How is this implemented? Is there some sort of chamber in the filter that works as a "diving bell" and holds some amount of air? Does the manual explain the purpose of this air pocket?



aaronbear said:


> I bought a plug with a switch that give me an easy on/off switch so I can switch it off for maintenance but that isn't ideal. I have seen people insist that it's fine to pull out the filter modules with the filter still running but I haven't seen any official documentation saying that is acceptable so I just turn it off completely.


Can you elaborate on that? How can one gain access to filter modules without completely blocking off both intake and output hoses? If you unseal a canister filter while the hoses are open, it will simply siphon all water from your tank onto the floor. And if the hoses are blocked, what would be the point of keeping the pump running?


----------



## aaronbear (Mar 17, 2013)

AndreyT said:


> How is this implemented? Is there some sort of chamber in the filter that works as a "diving bell" and holds some amount of air? Does the manual explain the purpose of this air pocket?
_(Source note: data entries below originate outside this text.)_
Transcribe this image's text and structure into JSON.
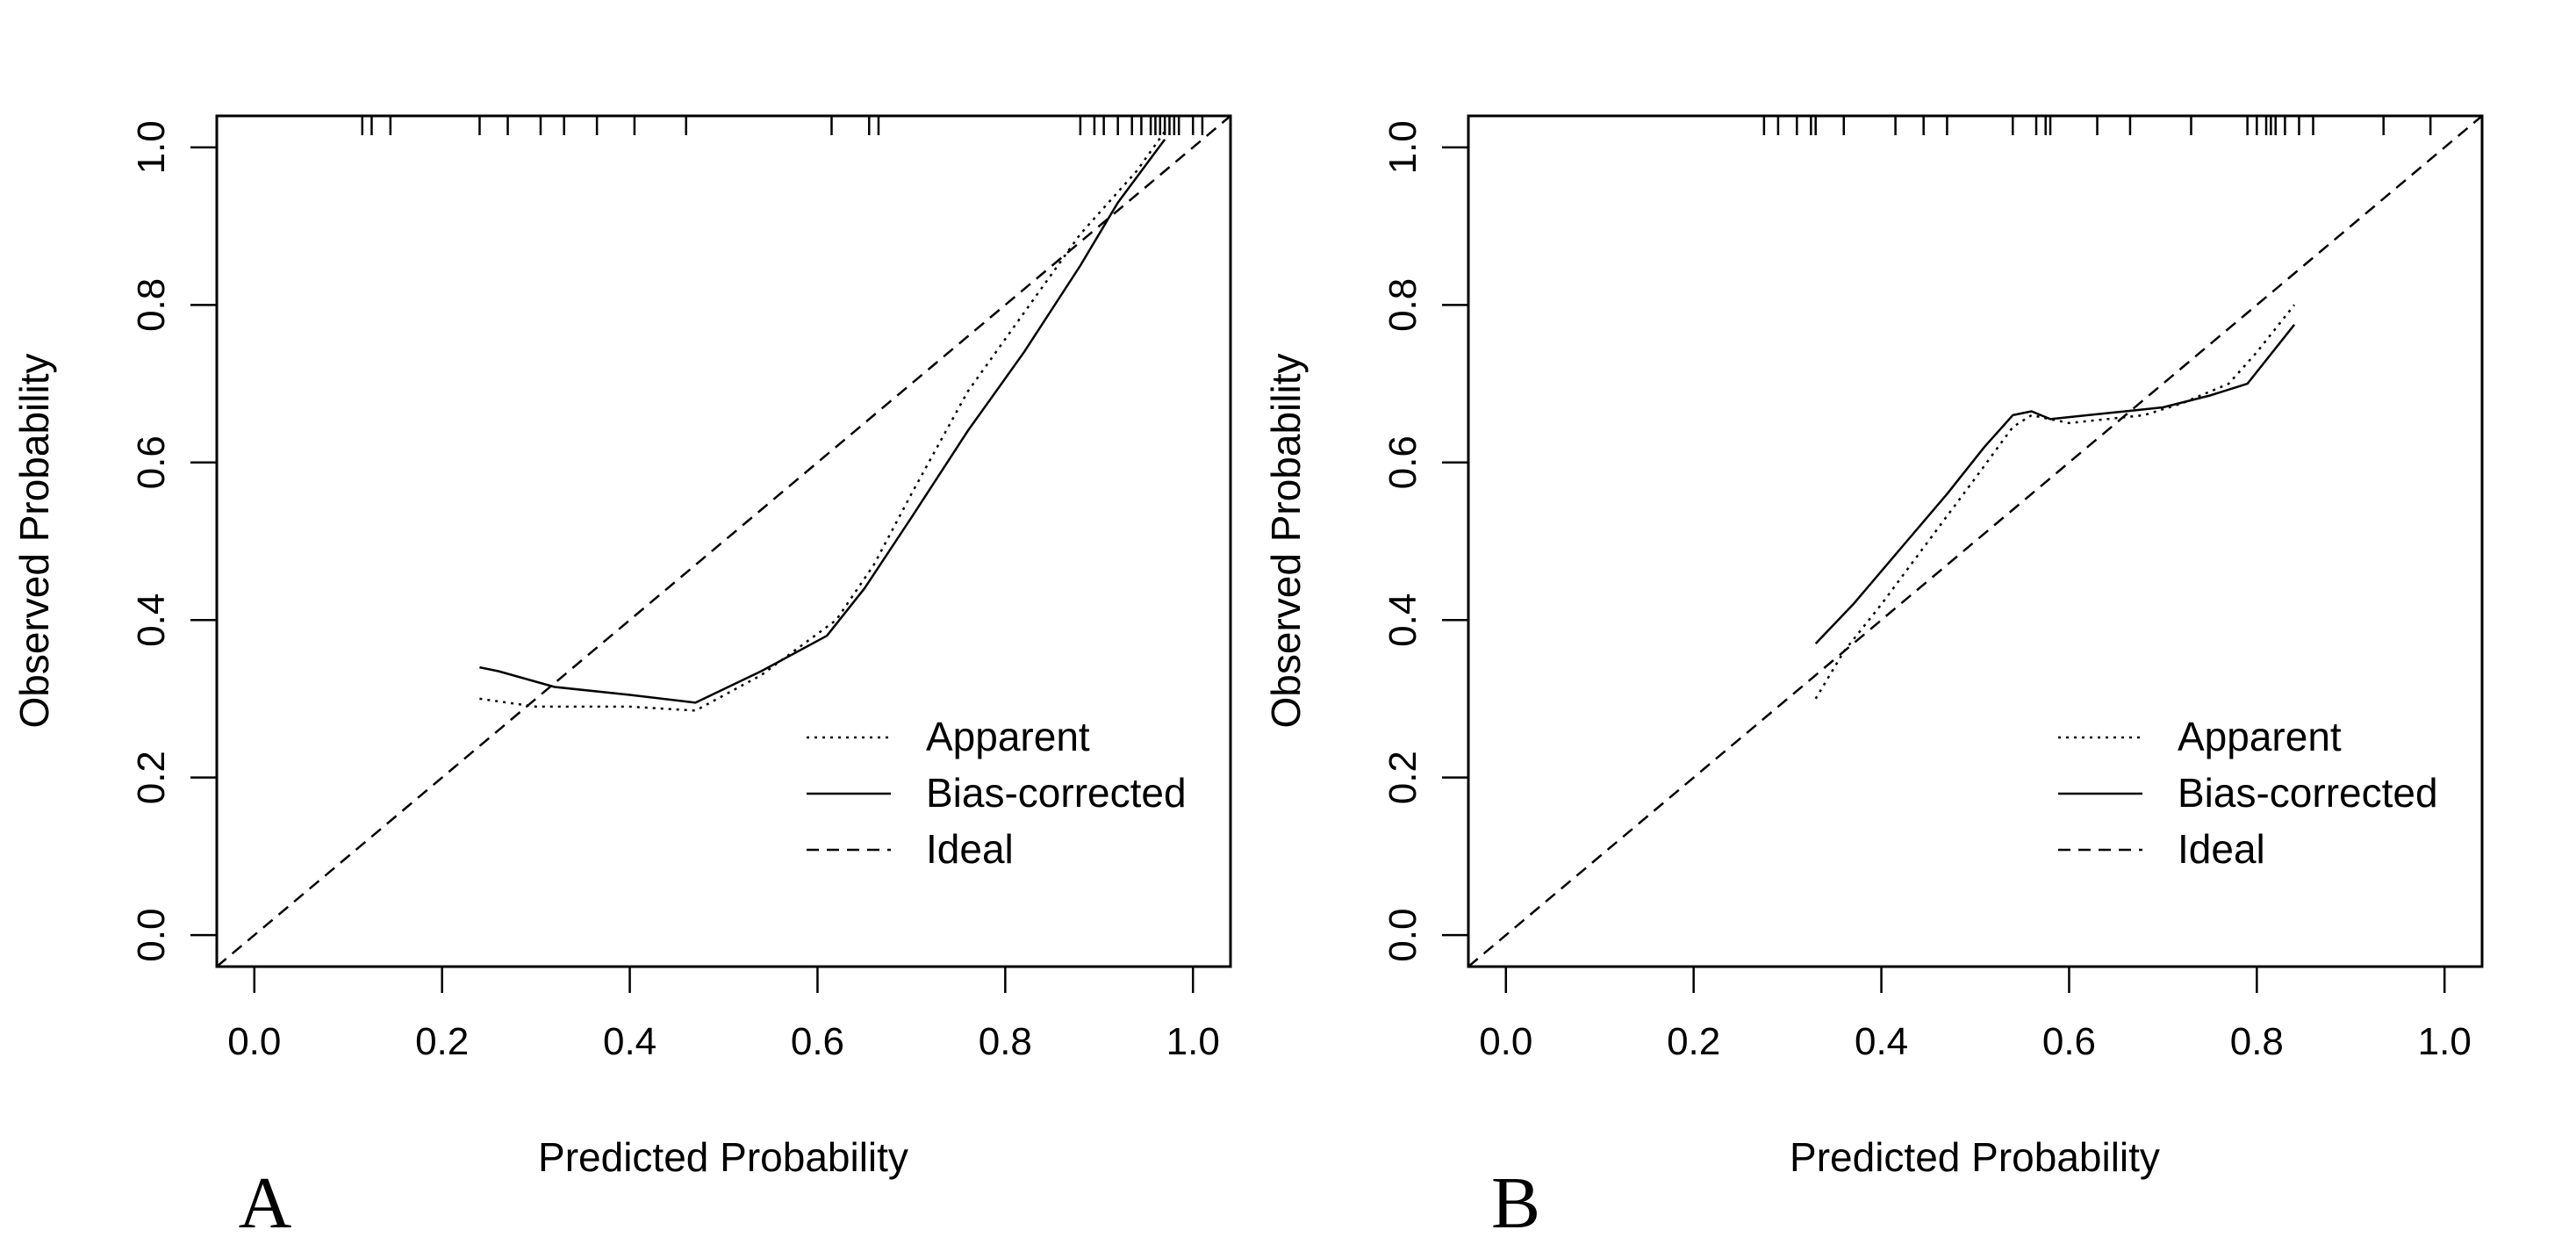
{
  "figure": {
    "colors": {
      "foreground": "#000000",
      "background": "#ffffff"
    }
  },
  "chart_data": [
    {
      "type": "line",
      "panel_label": "A",
      "xlabel": "Predicted Probability",
      "ylabel": "Observed Probability",
      "xlim": [
        -0.04,
        1.04
      ],
      "ylim": [
        -0.04,
        1.04
      ],
      "xticks": [
        "0.0",
        "0.2",
        "0.4",
        "0.6",
        "0.8",
        "1.0"
      ],
      "yticks": [
        "0.0",
        "0.2",
        "0.4",
        "0.6",
        "0.8",
        "1.0"
      ],
      "legend": {
        "position": "bottom-right",
        "entries": [
          "Apparent",
          "Bias-corrected",
          "Ideal"
        ]
      },
      "series": [
        {
          "name": "Apparent",
          "style": "dotted",
          "x": [
            0.24,
            0.3,
            0.4,
            0.47,
            0.54,
            0.62,
            0.66,
            0.7,
            0.76,
            0.82,
            0.88,
            0.94,
            0.97
          ],
          "y": [
            0.3,
            0.29,
            0.29,
            0.285,
            0.33,
            0.4,
            0.47,
            0.56,
            0.69,
            0.79,
            0.89,
            0.97,
            1.02
          ]
        },
        {
          "name": "Bias-corrected",
          "style": "solid",
          "x": [
            0.24,
            0.26,
            0.32,
            0.4,
            0.47,
            0.54,
            0.61,
            0.65,
            0.7,
            0.76,
            0.82,
            0.88,
            0.92,
            0.97
          ],
          "y": [
            0.34,
            0.335,
            0.315,
            0.305,
            0.295,
            0.335,
            0.38,
            0.44,
            0.53,
            0.64,
            0.74,
            0.85,
            0.93,
            1.01
          ]
        },
        {
          "name": "Ideal",
          "style": "dashed",
          "x": [
            -0.04,
            1.04
          ],
          "y": [
            -0.04,
            1.04
          ]
        }
      ],
      "rug": [
        0.115,
        0.125,
        0.145,
        0.24,
        0.27,
        0.305,
        0.33,
        0.365,
        0.405,
        0.46,
        0.615,
        0.655,
        0.665,
        0.88,
        0.895,
        0.905,
        0.92,
        0.935,
        0.945,
        0.955,
        0.96,
        0.965,
        0.97,
        0.975,
        0.98,
        0.985,
        1.0,
        1.01
      ]
    },
    {
      "type": "line",
      "panel_label": "B",
      "xlabel": "Predicted Probability",
      "ylabel": "Observed Probability",
      "xlim": [
        -0.04,
        1.04
      ],
      "ylim": [
        -0.04,
        1.04
      ],
      "xticks": [
        "0.0",
        "0.2",
        "0.4",
        "0.6",
        "0.8",
        "1.0"
      ],
      "yticks": [
        "0.0",
        "0.2",
        "0.4",
        "0.6",
        "0.8",
        "1.0"
      ],
      "legend": {
        "position": "bottom-right",
        "entries": [
          "Apparent",
          "Bias-corrected",
          "Ideal"
        ]
      },
      "series": [
        {
          "name": "Apparent",
          "style": "dotted",
          "x": [
            0.33,
            0.36,
            0.4,
            0.45,
            0.5,
            0.54,
            0.56,
            0.6,
            0.64,
            0.68,
            0.72,
            0.77,
            0.8,
            0.84
          ],
          "y": [
            0.3,
            0.36,
            0.42,
            0.5,
            0.58,
            0.645,
            0.66,
            0.65,
            0.655,
            0.66,
            0.675,
            0.7,
            0.74,
            0.8
          ]
        },
        {
          "name": "Bias-corrected",
          "style": "solid",
          "x": [
            0.33,
            0.37,
            0.42,
            0.47,
            0.51,
            0.54,
            0.56,
            0.58,
            0.62,
            0.66,
            0.7,
            0.75,
            0.79,
            0.84
          ],
          "y": [
            0.37,
            0.42,
            0.49,
            0.56,
            0.62,
            0.66,
            0.665,
            0.655,
            0.66,
            0.665,
            0.67,
            0.685,
            0.7,
            0.775
          ]
        },
        {
          "name": "Ideal",
          "style": "dashed",
          "x": [
            -0.04,
            1.04
          ],
          "y": [
            -0.04,
            1.04
          ]
        }
      ],
      "rug": [
        0.275,
        0.29,
        0.31,
        0.325,
        0.33,
        0.36,
        0.415,
        0.445,
        0.47,
        0.54,
        0.565,
        0.575,
        0.58,
        0.63,
        0.665,
        0.73,
        0.79,
        0.8,
        0.81,
        0.815,
        0.82,
        0.83,
        0.845,
        0.86,
        0.935,
        0.985
      ]
    }
  ]
}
Your guess is correct, the chamber for the removable cartridges has a small area at the top that has a diving bell effect leaving a small amount of air inside the canister. When I first got this filter I remember reading somewhere that this was an intentional part of the design, but since it's been a year and I can't find the original article I would take that with a grain of salt. 



AndreyT said:


> Can you elaborate on that? How can one gain access to filter modules without completely blocking off both intake and output hoses? If you unseal a canister filter while the hoses are open, it will simply siphon all water from your tank onto the floor. And if the hoses are blocked, what would be the point of keeping the pump running?


You are correct again, the filter cartridges _cannot_ be removed without cutting off the flow to the hoses. What I'm referring to is people who will lift the lever to cut off the flow with the pump still running and remove/replace the cartridges inside. The filter is supposed to have enough sensors that in theory it can recognize when flow has been cut off completely and stop the impeller so it isn't damaged, but I still don't feel comfortable doing that. I just plugged my G3 into one of these little guys and I switch it off completely when I perform maintenance. The flow to the tank stops completely either way, so I don't see the benefit to leaving it on for this.


----------



## aaronbear (Mar 17, 2013)

MoreyFan said:


> I think your stand is awesome. I bet it was expensive. How much did all of the pipe and fittings cost?


I'm still working on the project and I'll be posting a thread with detailed parts and costs when it's finished, but it was in the ballpark of $300.


----------



## knm<>< (Mar 18, 2010)

I have made a few things out of black iron pipe. What I can't get over is the price of the floor flange. $10 a piece is ridiculous!

Your stand is pretty cool by the way.


----------



## Chalkbass (Nov 27, 2015)

Great thread man!

I'm thinking of getting a g3 and using a hydro inline heater as well.


----------